If avoiding the iterator performance generally results in faster code, why use an iterator at all? The key lies in the type of backing list. The previous benchmarks were performed on ArrayLists. However swithing the backing list to a LinkedList paints a very different picture.

Benchmarks on LinkedLists

The fast versions without the Iterators are much slower than their standard counterparts. This is because collections without random access generally perform better when traversed using iterators. With an understanding of the predictable performance penalty it's best to use an iterator when you are unsure of what type of List you will be operating on.

Conclusion

While there are gains demonstrated in these benchmarks, I don't think these are significant enough to warrant setting up your own collections APIs in your projects. I'd file this under premature optimization unless you have very strict performance requirements.
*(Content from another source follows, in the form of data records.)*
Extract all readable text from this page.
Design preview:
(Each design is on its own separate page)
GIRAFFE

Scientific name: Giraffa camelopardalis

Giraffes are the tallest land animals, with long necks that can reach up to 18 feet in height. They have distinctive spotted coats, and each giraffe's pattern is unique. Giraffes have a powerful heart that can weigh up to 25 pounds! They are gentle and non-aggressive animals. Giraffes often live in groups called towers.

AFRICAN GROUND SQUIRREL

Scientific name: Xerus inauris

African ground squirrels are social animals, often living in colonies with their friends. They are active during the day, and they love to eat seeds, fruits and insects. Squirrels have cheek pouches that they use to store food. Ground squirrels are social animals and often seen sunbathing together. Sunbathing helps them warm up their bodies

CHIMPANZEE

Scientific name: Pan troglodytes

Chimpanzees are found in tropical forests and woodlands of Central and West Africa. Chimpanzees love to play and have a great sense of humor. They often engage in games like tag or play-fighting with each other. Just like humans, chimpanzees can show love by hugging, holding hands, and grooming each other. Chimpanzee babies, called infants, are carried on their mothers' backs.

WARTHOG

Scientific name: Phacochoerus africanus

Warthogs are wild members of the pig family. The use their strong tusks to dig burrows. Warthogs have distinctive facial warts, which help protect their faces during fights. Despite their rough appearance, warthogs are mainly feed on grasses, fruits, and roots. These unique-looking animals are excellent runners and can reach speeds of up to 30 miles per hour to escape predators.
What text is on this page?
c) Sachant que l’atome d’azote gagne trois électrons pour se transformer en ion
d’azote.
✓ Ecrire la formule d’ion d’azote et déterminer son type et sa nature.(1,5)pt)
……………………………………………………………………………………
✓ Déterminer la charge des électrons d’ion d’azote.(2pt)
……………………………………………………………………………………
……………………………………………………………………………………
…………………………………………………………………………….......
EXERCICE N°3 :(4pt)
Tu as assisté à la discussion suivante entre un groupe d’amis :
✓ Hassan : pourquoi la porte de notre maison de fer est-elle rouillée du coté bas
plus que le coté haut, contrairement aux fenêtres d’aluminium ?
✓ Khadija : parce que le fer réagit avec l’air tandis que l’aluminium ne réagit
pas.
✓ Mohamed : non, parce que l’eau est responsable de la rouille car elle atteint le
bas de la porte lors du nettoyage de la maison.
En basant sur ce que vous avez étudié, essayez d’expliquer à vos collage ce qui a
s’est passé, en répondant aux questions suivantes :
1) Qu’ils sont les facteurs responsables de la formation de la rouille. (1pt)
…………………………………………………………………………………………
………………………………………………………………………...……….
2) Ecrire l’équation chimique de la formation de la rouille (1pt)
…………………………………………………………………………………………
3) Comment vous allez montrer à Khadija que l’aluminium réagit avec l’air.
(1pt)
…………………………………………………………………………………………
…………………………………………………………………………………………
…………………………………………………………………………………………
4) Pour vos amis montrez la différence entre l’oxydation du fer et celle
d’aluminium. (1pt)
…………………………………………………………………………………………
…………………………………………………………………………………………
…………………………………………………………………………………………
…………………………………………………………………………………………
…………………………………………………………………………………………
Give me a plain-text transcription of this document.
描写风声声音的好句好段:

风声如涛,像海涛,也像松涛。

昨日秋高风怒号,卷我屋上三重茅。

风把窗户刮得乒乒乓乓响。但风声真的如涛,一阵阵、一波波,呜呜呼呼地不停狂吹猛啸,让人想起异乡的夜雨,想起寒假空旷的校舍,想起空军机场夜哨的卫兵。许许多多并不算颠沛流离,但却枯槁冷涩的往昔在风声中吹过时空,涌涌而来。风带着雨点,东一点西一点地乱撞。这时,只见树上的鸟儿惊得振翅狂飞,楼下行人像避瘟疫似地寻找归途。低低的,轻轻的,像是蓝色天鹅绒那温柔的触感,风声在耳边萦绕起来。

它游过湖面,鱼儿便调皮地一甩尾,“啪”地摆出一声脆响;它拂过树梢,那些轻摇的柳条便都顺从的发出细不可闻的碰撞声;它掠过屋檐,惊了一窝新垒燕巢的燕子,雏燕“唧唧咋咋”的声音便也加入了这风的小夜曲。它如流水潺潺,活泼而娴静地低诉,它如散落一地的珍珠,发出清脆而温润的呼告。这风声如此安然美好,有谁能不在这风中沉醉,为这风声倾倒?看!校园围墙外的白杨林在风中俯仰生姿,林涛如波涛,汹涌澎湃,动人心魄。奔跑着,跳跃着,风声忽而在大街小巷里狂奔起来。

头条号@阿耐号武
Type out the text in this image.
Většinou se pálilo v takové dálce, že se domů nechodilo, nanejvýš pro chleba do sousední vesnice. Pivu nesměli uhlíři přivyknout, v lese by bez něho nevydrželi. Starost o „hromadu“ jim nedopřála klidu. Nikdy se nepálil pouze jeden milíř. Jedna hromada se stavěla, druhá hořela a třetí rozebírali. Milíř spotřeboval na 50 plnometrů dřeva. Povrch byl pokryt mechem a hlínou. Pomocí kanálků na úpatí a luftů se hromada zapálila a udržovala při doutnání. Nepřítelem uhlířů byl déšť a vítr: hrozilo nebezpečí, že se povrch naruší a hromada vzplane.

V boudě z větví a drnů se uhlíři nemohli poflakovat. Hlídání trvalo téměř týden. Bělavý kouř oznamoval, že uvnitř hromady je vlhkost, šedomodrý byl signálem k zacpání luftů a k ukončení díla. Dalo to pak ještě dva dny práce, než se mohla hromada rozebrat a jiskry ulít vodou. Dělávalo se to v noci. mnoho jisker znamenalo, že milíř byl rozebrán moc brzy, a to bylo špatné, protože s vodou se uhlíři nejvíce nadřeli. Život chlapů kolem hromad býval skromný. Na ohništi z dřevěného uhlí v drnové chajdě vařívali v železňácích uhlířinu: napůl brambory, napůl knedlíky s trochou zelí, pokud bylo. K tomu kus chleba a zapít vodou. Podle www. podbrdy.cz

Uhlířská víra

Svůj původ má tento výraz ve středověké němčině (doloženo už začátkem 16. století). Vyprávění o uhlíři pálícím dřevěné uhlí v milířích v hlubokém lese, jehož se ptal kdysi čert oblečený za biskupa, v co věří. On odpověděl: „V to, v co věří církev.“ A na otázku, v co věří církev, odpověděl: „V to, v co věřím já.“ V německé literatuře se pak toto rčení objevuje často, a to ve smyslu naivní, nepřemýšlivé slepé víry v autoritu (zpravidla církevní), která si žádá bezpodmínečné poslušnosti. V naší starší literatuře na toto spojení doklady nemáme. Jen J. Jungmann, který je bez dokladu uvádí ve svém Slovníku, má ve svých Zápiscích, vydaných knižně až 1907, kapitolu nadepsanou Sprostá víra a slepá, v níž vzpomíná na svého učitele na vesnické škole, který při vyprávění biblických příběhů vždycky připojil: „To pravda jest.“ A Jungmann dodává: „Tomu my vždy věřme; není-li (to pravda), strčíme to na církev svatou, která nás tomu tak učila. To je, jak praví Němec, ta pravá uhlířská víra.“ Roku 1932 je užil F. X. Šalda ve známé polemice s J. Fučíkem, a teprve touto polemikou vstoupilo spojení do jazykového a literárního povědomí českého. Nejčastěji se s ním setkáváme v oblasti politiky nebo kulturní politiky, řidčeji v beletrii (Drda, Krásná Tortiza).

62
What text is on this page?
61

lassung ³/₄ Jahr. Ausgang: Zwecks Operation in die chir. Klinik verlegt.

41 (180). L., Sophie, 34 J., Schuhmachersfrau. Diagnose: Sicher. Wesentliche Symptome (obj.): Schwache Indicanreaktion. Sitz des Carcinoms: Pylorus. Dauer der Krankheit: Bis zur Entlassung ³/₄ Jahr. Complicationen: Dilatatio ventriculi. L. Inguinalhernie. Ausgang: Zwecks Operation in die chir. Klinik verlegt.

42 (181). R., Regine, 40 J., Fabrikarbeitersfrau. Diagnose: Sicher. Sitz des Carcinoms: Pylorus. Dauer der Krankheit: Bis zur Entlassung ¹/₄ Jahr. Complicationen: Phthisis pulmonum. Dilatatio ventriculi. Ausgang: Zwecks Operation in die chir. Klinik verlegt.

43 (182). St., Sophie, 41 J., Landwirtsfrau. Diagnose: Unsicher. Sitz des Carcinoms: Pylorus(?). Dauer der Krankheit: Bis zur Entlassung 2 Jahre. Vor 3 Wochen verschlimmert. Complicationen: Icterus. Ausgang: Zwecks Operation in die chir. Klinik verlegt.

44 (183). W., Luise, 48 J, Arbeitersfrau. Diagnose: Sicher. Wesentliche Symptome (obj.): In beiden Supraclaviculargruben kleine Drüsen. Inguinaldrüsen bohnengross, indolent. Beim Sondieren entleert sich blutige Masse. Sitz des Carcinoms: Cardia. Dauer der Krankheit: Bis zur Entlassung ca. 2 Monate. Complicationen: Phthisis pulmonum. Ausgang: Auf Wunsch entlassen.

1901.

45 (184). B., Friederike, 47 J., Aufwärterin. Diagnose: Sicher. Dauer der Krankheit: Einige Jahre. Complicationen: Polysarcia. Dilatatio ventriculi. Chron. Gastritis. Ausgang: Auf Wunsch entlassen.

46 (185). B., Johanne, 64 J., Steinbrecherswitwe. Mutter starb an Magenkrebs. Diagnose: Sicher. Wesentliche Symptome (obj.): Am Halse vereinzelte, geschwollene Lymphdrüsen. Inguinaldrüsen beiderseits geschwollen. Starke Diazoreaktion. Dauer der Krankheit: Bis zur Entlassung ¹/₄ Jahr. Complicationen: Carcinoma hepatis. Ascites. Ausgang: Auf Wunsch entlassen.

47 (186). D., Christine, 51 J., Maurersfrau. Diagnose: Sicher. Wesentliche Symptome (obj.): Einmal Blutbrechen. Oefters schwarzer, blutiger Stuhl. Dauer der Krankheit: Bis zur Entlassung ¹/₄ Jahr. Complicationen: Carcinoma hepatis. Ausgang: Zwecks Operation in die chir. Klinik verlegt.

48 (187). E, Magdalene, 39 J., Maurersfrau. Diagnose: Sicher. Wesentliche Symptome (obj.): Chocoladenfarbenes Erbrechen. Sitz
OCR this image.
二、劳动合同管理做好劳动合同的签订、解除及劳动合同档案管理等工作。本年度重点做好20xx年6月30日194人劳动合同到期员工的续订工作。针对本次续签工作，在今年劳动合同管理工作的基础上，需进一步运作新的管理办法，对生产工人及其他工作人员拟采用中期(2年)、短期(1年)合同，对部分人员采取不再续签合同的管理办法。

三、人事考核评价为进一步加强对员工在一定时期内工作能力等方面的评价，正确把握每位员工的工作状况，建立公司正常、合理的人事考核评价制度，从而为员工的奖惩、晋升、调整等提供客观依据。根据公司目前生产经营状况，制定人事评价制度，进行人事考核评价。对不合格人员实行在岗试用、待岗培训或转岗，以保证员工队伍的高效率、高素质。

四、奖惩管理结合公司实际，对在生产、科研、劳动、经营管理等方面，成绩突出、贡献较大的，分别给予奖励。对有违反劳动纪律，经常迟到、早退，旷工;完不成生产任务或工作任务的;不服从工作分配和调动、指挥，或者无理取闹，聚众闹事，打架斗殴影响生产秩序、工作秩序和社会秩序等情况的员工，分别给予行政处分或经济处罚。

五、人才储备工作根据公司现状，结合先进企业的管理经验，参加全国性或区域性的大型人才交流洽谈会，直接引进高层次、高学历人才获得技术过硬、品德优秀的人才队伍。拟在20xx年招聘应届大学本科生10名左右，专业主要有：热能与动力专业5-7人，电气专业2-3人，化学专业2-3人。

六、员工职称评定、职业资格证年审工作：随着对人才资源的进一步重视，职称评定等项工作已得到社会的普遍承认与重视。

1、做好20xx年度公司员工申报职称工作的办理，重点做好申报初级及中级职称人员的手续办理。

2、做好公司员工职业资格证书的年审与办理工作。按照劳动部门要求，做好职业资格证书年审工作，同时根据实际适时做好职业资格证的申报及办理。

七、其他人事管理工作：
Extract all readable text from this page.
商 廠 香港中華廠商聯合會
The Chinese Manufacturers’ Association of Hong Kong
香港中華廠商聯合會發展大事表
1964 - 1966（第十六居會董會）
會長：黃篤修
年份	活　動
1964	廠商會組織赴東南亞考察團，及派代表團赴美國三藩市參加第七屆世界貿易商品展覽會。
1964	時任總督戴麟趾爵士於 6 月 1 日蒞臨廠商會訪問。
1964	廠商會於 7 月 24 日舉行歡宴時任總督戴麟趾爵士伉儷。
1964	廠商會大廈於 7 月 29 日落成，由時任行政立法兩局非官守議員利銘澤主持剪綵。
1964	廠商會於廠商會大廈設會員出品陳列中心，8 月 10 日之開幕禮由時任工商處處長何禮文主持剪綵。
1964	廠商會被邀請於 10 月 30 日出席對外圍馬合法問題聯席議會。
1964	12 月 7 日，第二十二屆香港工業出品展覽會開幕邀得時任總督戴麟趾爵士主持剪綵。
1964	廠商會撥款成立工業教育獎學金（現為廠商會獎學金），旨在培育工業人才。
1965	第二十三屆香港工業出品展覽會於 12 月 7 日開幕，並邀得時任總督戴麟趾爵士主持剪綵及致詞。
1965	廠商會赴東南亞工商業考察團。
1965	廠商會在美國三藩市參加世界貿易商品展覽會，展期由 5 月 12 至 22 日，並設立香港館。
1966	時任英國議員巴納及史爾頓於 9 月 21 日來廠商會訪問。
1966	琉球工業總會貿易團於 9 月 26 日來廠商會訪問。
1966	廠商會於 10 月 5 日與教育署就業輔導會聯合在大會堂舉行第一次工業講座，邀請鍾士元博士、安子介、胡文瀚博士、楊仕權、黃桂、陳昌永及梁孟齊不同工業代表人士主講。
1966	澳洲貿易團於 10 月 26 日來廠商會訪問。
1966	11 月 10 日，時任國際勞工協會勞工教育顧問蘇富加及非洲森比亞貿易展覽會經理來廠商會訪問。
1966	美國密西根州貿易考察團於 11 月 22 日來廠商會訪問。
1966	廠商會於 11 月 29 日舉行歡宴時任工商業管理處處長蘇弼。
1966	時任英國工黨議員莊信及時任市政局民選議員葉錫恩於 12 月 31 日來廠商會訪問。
These seem to have been included as part of a larger optimization effort aimed at reducing measurement performance. Exploring the larger context gives us more insight into the justification here. As these were implemented in low level parts of the compose SDK some places which may be called multiple times a second and avoiding extra GC cycles would help maintain good performance. Which means that a potential next step for these benchmarks could be to gather data on the relative frequency of GC operations triggered by the respective runtimes due to the higher amount of allocations in the stdlib version vs. their “fast” counterparts.

Remember as a general rule, you always want to understand your performance requirements and measure for bottle necks before optimizing.

Thanks to Jason Feinstein for reviewing and providing feedback on this post.